Buku Panduan Neraka - Chapter 102
Su Jin tak bisa menahan tawanya ketika dia melihat rahib yang ada di depan pintu kuil.
Seorang pria yang mengenakan kasaya putih balas menatap Su Jin. Dia merangkapkan kedua telapak tangannya dengan takzim dan melantunkan Amitabha, tapi bukan itu penyebab Su Jin tertawa. Su Jin tertawa karena rahib berkasaya putih itu tampak persis seperti dirinya.
“Silakan, masuklah!” Sosok Su Jin yang ada di dalam kuil bergeser ke satu sisi untuk mengundang Su Jin masuk.
Su Jin berdiri di luar dan menggelengkan kepalanya, kemudian tertawa dan berkata, “Alamak, kau cukup rupawan dan aku merasa sulit mengendalikan diriku bahkan meski aku tak tertarik pada laki-laki. Tapi menurutku tidak perlu masuk ke dalam kuil itu, jadi bagaimana kalau kita berpisah jalan saja?”
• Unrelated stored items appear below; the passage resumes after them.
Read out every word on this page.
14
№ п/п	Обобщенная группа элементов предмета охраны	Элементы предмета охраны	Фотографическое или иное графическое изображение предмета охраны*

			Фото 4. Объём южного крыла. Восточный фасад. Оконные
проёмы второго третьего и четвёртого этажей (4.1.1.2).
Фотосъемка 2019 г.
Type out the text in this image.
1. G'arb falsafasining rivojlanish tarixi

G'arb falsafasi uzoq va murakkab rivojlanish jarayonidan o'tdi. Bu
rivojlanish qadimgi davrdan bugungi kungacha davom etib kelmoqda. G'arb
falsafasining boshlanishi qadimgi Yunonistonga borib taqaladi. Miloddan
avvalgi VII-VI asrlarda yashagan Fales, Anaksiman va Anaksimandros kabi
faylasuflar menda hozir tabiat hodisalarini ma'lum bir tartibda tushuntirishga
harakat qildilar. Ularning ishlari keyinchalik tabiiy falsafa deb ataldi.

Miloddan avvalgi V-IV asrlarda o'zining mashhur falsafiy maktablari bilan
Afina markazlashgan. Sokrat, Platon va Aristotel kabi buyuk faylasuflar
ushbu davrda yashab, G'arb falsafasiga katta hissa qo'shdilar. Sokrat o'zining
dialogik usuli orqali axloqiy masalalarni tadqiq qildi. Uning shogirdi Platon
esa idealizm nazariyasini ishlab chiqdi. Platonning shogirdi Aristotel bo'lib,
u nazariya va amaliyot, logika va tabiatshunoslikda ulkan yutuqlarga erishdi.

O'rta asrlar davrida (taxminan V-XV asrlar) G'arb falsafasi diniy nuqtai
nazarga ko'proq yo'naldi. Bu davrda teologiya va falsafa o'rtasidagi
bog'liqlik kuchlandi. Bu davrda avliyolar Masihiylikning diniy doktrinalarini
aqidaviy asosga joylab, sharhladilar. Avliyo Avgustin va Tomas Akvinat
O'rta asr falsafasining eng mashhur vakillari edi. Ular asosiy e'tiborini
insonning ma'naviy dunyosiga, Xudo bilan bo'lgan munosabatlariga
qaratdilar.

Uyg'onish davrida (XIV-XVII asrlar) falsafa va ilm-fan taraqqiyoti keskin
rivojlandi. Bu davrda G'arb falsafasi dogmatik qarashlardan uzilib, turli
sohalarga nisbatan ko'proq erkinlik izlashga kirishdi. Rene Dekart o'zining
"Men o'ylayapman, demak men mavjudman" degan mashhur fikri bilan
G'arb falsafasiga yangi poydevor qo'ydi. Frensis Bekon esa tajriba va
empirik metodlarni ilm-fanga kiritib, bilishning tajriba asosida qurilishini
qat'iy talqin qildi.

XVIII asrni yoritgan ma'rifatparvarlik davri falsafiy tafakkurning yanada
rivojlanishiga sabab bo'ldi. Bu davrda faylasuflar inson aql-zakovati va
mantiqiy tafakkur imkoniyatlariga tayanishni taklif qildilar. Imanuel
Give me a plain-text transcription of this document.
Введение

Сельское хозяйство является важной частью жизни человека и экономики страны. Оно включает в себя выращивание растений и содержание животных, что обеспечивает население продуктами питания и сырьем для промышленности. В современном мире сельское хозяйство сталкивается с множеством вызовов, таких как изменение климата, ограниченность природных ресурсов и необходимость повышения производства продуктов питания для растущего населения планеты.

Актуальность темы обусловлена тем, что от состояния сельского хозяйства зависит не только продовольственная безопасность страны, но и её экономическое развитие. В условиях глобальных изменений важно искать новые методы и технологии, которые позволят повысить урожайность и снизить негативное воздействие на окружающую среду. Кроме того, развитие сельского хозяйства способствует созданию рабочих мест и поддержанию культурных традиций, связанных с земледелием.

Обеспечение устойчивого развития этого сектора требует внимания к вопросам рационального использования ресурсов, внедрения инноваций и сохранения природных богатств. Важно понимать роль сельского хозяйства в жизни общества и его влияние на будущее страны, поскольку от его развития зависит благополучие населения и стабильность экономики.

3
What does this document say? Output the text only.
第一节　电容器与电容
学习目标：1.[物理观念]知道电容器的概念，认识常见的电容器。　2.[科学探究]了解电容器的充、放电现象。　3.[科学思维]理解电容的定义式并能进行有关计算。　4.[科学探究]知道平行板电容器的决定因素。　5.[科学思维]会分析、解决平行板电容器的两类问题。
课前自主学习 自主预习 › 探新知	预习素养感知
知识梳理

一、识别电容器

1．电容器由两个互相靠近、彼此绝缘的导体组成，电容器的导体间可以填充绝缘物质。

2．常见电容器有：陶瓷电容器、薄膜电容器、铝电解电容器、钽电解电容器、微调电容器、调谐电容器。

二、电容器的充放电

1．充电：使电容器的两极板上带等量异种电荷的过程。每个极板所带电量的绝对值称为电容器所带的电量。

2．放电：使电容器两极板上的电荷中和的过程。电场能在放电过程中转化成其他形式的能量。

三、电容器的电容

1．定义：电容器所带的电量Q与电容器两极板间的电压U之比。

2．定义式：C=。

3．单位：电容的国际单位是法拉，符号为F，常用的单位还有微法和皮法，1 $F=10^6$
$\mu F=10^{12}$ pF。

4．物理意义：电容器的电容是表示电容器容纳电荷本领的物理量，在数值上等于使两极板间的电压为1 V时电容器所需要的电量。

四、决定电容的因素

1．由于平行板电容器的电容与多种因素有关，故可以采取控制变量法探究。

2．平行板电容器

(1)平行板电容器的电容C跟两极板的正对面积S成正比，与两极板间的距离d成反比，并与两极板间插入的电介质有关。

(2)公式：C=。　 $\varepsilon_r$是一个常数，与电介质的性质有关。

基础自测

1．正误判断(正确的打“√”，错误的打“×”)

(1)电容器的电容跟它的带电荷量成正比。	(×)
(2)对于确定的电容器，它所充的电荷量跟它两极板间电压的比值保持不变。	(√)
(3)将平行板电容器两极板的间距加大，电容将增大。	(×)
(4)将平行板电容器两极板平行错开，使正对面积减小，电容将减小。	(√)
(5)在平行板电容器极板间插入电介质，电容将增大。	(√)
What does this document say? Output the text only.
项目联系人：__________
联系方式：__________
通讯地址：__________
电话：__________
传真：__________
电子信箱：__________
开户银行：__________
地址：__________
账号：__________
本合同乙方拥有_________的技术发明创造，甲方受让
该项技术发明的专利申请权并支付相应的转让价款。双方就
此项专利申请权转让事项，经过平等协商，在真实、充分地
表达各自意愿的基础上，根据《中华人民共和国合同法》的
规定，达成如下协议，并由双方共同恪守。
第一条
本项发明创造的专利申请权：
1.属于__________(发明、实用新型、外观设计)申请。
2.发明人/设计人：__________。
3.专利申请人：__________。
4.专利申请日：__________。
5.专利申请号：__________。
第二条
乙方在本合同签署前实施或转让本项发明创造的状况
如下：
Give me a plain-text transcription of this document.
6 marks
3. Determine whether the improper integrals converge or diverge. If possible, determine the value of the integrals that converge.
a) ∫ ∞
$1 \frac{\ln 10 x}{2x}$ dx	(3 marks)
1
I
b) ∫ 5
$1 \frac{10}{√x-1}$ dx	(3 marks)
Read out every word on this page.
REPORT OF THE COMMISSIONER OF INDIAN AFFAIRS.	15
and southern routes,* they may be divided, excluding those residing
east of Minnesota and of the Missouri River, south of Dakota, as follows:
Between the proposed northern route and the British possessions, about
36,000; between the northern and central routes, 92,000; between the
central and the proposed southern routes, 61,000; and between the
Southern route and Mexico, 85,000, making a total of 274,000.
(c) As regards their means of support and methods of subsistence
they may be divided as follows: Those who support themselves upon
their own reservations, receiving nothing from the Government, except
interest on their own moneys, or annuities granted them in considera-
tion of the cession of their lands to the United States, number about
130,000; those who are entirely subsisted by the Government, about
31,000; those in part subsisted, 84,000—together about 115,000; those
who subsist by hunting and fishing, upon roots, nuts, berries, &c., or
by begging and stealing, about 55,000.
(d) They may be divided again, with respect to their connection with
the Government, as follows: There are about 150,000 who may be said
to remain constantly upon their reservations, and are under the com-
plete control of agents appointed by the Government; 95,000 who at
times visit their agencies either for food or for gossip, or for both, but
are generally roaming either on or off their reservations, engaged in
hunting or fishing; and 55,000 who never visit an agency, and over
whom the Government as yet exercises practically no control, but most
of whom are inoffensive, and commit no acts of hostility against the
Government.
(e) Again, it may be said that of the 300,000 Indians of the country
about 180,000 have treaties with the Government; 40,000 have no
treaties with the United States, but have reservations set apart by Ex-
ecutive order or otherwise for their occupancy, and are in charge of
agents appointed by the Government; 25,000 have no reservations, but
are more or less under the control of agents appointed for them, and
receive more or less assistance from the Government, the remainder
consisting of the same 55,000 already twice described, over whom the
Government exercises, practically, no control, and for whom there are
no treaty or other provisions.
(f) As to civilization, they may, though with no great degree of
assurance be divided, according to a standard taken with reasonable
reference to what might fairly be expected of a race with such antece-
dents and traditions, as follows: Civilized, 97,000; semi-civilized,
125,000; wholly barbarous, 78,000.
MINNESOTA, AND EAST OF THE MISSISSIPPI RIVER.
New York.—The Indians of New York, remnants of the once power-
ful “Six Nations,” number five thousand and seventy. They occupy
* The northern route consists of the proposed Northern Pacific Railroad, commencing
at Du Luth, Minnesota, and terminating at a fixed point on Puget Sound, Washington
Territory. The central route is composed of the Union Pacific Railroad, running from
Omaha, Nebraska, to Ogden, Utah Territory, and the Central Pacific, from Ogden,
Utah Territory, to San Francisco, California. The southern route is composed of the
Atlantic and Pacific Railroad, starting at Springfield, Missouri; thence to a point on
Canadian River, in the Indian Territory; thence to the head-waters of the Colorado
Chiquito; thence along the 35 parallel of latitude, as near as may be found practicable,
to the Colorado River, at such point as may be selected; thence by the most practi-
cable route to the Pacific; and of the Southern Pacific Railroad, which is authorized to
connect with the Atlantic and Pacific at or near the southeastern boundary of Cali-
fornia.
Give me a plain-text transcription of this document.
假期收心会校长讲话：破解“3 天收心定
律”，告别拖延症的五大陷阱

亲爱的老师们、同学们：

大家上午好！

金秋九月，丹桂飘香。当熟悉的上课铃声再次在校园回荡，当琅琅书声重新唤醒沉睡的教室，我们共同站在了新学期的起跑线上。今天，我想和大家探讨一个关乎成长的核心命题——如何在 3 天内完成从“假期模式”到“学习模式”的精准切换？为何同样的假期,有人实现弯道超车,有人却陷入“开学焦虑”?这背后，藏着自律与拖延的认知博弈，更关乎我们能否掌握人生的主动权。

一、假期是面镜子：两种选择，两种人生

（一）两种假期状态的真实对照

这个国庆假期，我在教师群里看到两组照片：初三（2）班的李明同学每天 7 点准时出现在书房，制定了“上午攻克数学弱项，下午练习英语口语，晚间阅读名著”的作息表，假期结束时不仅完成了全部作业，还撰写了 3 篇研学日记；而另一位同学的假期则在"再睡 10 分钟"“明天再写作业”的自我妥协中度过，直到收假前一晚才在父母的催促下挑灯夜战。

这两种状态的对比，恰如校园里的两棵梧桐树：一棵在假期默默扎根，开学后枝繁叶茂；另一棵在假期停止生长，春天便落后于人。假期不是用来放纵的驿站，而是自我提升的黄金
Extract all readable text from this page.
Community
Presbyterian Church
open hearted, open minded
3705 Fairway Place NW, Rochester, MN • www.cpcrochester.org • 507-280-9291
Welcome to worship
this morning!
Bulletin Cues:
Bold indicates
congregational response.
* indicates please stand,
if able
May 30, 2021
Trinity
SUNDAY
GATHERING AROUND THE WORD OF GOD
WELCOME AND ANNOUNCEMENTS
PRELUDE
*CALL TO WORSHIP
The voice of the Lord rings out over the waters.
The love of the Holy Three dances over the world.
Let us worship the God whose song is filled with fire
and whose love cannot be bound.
Su Jin di dalam kuil tertawa dan menggelengkan kepalanya seraya mengangkat bahu. “Kalau kau tak masuk, kau takkan bisa melanjutkan. Kau sudah mencoba berkali-kali, jadi aku yakin kau sudah menyadarinya!”
Su Jin cemberut. Tiruannya itu memang benar. Dia sudah mencoba menghindari masuk ke dalam kuil berkali-kali tapi kuil itu akan terus muncul lagi, seakan dia sedang berjalan berputar-putar. Kuil ini mungkin adalah pintu masuk sekaligus pintu keluar.
Dengan hal itu dalam benaknya, dia berhenti ragu-ragu dan berjalan memasuki kuil tersebut. Tiruannya melangkah ke samping untuk membiarkan Su Jin masuk.
Setelah berjalan masuk, dia langsung menuju ke aula utama. Tawanya kembali meledak begitu dia melihat dewa yang dipuja di dalam kuil ini, karena rupang yang ada di bagian tengah kuil juga tampak persis seperti dirinya. Tak bisa dia percaya kalau dirinya ternyata telah menjadi dewa dalam Tantangan ini.
“Jadi, kau itu Dosa Asal yang mana?” Su Jin bertanya kepada tiruannya.
“Tebak!”
“Kurasa kau adalah Kesombongan,” ujar Su Jin bahkan tanpa berpikir sejenak pun.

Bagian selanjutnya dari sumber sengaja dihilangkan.